3) Wishing for Death
“God, I can’t do this anymore. Just take me.”
Maybe this thought has crossed your mind as well. To many, death seems like the only way to no longer feel the pain of loss or the emotional stress of financial struggles, family turmoil, or physical illness. I’ll admit I had this thought once when I was sick with undiagnosed Type 1 diabetes and felt purely miserable, like I was dying. And I had this thought again when faced with the possibility of having no income and no medical insurance. The stress and fear were overwhelming. In a moment of emotional and mental exhaustion, I just didn’t want to feel like that anymore. For me, the thought of asking God to take my life and get it over with was a fleeting one, but for many, this thought is a constant mindset as depression weighs heavily on their souls.
In biblical times, certain accounts show people who also experienced these feelings or wishing for death. We read in Job that he wished he had not even been born:
“Let the day perish wherein I was born, and the night in which it was said, There is a man child conceived…Why died I not from the womb? Why did I not give up the ghost when I came out of the belly?”
Job 3:3, 11 KJV
“Oh that I might have my request; and that God would grant me the thing that I long for! Even that it would please God to destroy me; that he would let loose his hand, and cut me off! Then should I yet have comfort; yea, I would harden myself in sorrow: let him not spare; for I have not concealed the words of the Holy One.”
Job 6:8-10 KJV
Elijah also wished God would take his life:
“But he himself went a day’s journey into the wilderness and came and sat down under a juniper tree: and he requested for himself that he might die; and said, It is enough; now, O LORD, take away my life; for I am not better than my fathers.”
1 Kings 19:4 KJV
As Carlton Coon wrote in his book Light in a Dark Place: Encountering Depression, Elijah “was not having a blue day” (Coon 37). Wishing for death and isolating oneself are signs that someone is suffering from depression. This person doesn’t see a way out. They don’t see any value in their life anymore. They feel less than. They feel worthless.
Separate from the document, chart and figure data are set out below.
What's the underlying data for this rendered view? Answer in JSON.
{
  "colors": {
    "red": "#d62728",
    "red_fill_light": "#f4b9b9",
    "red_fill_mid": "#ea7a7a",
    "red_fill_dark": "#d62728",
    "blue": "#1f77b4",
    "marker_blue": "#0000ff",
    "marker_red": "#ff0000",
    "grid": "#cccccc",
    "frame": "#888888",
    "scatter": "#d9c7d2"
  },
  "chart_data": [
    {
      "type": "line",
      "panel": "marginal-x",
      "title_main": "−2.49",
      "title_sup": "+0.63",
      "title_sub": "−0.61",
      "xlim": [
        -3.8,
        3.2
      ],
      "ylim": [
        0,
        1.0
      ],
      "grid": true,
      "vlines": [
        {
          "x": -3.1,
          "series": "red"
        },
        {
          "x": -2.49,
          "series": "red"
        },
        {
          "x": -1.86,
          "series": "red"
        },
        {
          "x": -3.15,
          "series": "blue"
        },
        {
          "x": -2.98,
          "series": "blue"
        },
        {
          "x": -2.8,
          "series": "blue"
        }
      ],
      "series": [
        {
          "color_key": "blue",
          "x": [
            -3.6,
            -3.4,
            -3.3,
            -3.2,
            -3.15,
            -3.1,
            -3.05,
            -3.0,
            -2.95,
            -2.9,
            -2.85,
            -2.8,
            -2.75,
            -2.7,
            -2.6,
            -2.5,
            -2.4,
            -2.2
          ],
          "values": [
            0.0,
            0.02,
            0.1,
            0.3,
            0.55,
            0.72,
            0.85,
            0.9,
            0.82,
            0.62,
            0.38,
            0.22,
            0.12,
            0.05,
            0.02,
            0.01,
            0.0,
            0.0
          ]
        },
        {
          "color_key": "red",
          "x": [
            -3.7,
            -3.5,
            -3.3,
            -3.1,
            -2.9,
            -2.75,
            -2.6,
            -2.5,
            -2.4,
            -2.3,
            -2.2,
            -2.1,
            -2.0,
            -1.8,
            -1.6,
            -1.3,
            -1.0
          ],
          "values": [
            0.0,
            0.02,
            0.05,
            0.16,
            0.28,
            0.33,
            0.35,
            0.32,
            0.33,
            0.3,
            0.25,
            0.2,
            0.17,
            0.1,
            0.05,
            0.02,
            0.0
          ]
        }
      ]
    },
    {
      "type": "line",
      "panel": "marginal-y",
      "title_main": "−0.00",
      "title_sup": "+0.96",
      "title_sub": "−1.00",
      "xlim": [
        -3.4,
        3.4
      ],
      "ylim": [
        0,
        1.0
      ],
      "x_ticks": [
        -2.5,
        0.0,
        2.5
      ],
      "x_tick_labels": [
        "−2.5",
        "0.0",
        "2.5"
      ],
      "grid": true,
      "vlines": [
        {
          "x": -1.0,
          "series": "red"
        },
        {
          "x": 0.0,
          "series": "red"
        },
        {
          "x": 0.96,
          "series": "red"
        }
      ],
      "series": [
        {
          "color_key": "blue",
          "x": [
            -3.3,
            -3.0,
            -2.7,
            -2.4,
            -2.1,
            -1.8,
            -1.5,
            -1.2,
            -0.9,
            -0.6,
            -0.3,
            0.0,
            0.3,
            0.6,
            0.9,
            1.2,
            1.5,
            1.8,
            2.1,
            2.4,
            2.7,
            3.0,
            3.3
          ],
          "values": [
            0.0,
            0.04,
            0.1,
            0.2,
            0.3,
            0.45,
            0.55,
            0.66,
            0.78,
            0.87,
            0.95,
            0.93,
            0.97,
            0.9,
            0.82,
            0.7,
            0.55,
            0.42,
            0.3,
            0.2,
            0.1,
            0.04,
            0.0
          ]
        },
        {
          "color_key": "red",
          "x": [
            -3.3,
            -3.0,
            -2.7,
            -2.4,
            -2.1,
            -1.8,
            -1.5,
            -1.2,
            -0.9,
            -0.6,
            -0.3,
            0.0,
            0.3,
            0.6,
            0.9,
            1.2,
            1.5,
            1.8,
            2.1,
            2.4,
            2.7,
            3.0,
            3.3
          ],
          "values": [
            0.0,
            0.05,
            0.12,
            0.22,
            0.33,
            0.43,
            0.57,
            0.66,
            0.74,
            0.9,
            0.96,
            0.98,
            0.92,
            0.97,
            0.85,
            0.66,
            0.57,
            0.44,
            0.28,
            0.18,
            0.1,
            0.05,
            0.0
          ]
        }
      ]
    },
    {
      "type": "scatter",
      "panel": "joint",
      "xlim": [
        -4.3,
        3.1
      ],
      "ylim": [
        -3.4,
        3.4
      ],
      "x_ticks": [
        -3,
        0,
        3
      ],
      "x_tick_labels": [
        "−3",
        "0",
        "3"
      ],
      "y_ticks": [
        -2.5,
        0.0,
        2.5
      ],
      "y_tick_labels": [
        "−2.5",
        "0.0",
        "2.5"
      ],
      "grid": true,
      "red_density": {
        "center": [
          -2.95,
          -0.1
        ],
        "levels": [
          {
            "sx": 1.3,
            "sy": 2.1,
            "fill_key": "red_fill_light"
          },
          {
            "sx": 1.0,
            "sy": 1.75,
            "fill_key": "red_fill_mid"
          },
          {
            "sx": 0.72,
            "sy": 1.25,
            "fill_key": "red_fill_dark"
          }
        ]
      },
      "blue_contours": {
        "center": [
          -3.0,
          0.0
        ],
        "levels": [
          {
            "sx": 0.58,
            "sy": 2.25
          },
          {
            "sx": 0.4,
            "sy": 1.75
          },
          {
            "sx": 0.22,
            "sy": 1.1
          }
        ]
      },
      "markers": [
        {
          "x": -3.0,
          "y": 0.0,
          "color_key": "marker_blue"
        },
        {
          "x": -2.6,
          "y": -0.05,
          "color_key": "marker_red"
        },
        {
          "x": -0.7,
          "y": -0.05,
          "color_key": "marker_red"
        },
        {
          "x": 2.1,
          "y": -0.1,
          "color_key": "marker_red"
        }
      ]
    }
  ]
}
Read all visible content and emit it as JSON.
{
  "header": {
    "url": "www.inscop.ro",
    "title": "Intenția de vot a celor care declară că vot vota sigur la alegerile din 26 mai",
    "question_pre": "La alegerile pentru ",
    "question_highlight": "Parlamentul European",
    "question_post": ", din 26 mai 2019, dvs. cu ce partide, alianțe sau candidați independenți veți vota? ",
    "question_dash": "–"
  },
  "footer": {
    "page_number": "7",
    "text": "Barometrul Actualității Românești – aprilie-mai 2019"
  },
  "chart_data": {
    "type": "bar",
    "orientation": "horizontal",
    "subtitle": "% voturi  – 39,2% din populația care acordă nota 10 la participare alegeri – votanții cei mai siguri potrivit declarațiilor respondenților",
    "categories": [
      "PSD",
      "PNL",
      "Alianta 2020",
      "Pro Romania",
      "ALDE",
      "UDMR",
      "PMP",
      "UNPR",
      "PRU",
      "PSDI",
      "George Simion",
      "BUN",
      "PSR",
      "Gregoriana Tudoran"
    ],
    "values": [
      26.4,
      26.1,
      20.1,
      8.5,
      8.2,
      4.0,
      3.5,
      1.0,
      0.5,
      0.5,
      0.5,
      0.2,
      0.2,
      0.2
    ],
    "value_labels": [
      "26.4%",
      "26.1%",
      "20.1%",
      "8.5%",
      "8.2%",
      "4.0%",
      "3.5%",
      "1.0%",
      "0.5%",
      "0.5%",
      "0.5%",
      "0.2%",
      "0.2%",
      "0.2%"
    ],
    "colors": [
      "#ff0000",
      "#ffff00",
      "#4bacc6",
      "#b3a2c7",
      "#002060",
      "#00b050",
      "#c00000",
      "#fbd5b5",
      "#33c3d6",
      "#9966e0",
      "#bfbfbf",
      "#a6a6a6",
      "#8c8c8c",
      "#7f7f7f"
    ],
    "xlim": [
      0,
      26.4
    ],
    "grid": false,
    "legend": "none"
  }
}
But Jesus is the Path through dark times.
Each of these people – Job, Naomi, Elijah, and David – continued to live for God even when they experienced hardship and suffered from symptoms of depression. Though there were times when David felt alone, he continued to seek God. Though Job wished for death and lamented in his grief, he maintained reverence for God: “For I know that my redeemer liveth, and that he shall stand at the latter upon the earth” (Job 19:25 KJV). From reading about the emotional struggles of important biblical figures, we can understand that these mental battles are not unique to our time. If they could overcome and survive bouts of depression, so can we. It is the same merciful God who spoke to and comforted them who will speak to and comfort you and me today.
In every mental or emotional struggle you may face, don’t stop talking to God, and don’t stop listening for His voice.
No matter what, we cannot discount the importance of making prayer and Bible studying our daily lifestyle because it is in those dark times that we will need to rely on our walk with God all the more.